“Busuk Hati” Dan “Tinggi Sebenang”

 


Oleh: M Muhar Omtatok

Beberapa orang lelaki Melayu di pinggiran Kota Medan, petang tadi bersembang sembang di sebuah kedai kopi. Beragam bahan cerita yang mereka cakapkan. Biasalah kalau Orang Melayu berbincang-bincang, seserius apapun yang dibicarakan, ada juga kelakar yang muncul.

Terkadang ada juga setengah berghibah, ghibah atau mengumpat bagi Orang Melayu disederhanakan istilahnya – agar terkesan tidak berdosa, menjadi kata “Terkenang”. Makanya kalimat yang diucapkan kira-kira seperti ini, “Terkenangnya, tahu tak kejadian si fulan tu, sekarang dia ….”.

Maka muncul pantun kilat Orang Melayu:

“Bukan ketupat,

Tapi lemang;

Bukan mengumpat,

Tapi terkenang”.

 

Seorang lelaki yang berbual di sebuah kedai kopi itu, terkenang akan seorang kenalan mereka yang masih Melayu juga, kata kawan itu, orang yang ia cakapkan itu ‘Tinggi Sebenang’ . Ia menceritakan alasannya, kenapa ia menyebut orang yang ia bicarakan disebutnya tinggi sebenang.

Seorang lelaki yang lain, justru menilai orang yang jadi bahan pembicaraan mereka itu, bukan cuma ‘Tinggi Sebenang’, tapi juga punya sifat ‘Busuk Hati’, tentu ia memberi alasan juga.

Frasa  ‘Busuk Hati’ dan ‘Tinggi Sebenang’ merupakan dua ungkapan Melayu, yang bermakna sifat tidak baik. Arti ‘Busuk Hati’ adalah sifat buruk seseorang yang ditandai dengan iri hati, dengki, suka mencari kejelekan orang lain, berkhianat, penuh curiga dan jahat. Orang yang ‘Busuk Hati’memiliki pikiran dan perasaan yang kotor, hanya mampu melihat keburukan pada orang lain, dan cenderung melakukan perbuatan yang merugikan atau menjelek-jelekkan orang lain. 

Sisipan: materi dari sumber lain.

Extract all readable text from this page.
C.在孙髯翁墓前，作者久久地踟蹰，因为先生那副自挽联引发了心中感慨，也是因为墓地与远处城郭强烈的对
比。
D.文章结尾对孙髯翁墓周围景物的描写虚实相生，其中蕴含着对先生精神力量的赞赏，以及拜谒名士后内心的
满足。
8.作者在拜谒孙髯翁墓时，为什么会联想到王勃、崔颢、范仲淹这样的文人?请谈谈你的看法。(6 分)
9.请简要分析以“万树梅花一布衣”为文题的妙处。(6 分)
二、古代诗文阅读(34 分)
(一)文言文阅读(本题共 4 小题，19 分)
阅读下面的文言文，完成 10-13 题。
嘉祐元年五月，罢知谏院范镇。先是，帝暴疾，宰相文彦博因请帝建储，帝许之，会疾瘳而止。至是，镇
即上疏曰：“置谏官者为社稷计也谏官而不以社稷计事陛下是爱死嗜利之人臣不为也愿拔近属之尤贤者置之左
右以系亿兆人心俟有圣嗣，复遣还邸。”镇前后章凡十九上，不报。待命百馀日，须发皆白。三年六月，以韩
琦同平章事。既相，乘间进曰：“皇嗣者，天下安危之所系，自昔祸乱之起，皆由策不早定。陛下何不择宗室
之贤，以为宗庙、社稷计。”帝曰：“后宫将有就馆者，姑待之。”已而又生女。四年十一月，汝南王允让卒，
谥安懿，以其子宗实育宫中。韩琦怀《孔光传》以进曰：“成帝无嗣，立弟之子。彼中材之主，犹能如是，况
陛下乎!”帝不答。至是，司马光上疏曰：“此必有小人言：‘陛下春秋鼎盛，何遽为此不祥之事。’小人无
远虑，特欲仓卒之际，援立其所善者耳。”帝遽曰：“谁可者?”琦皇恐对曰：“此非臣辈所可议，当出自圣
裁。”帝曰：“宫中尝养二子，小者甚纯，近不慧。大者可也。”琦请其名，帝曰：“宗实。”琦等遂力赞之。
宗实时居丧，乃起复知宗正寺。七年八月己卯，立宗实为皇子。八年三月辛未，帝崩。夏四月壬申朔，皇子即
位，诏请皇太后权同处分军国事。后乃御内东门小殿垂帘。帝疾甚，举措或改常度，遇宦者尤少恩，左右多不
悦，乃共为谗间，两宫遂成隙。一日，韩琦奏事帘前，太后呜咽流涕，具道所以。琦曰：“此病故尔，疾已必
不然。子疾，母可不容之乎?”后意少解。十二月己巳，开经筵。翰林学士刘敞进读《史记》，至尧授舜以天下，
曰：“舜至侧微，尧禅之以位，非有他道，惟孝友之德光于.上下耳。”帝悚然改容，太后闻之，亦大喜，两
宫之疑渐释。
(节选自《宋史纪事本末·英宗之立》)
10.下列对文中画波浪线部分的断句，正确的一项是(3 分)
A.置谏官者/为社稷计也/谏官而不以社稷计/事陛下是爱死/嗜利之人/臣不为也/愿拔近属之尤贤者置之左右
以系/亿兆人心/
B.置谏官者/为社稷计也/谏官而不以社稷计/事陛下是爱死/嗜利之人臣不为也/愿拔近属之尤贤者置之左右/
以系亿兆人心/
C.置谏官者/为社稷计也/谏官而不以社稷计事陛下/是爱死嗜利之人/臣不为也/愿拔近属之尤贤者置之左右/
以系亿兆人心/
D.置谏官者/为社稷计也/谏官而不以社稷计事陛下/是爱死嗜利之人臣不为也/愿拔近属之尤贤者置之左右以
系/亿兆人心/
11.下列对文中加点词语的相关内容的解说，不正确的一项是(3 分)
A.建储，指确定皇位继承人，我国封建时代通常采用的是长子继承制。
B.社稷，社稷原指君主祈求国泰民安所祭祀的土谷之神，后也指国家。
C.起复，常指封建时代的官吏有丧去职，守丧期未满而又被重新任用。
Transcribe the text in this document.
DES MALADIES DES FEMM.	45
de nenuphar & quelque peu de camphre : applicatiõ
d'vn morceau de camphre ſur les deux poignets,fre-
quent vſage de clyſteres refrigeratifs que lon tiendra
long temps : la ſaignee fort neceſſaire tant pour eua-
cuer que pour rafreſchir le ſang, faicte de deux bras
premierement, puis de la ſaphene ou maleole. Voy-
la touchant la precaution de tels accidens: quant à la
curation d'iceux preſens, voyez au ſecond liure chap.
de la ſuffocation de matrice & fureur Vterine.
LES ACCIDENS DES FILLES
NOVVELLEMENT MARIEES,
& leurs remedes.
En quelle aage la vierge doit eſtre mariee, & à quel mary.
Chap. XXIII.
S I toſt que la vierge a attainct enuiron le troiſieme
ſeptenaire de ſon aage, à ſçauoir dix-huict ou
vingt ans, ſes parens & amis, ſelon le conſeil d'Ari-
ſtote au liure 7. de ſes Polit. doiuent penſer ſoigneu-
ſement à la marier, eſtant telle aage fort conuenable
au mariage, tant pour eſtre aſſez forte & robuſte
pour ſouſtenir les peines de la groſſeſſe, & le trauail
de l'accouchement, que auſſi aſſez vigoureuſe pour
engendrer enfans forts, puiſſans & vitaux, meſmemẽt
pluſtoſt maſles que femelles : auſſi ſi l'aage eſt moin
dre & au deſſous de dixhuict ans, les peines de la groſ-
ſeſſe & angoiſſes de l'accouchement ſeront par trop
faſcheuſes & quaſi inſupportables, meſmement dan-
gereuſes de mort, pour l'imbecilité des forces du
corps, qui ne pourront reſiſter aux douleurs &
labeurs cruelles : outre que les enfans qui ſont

Sedangkan frasa ‘Tinggi Sebenang’ bisa dimaknai  besar kepala, sombong, angkuh atau congkak, sikap merasa diri lebih hebat, lebih tinggi, atau lebih penting daripada orang lain, sehingga seringkali meremehkan, menyepelekan, atau tidak menghargai orang lain, dan senang kalau ‘diompak-ompak’ ditinggikan walau tak wajar untuk ditinggikan.

Apakah “Busuk Hati” dan “Tinggi Sebenang” adalah sifat atau karakter Orang Melayu?

Tentu tidak, karena tidak juga adil memunculkan stereotip atau penilaian yang tidak seimbang terhadap Orang Melayu. Ini penelaian yang terlalu  menggeneralisasi tanpa diferensiasi.  Para ahli juga sepakat bahwa sifat-sifat buruk itu bukan bawaan genetik, melainkan hasil dari sejarah apakah itu penjajahan atau feodalisme, kondisi ekonomi, serta pola sosial budaya.

Kalau kita bicara tentang sifat negatif orang Melayu, biasanya ini datang dari hasil pengamatan para ahli sosiologi, antropologi, sejarahwan, dan budayawan. Tentu sifat ini bukan mutlak dimiliki semua orang Melayu, tetapi dianggap sebagai ciri sosial yang sering muncul dalam kajian budaya saja.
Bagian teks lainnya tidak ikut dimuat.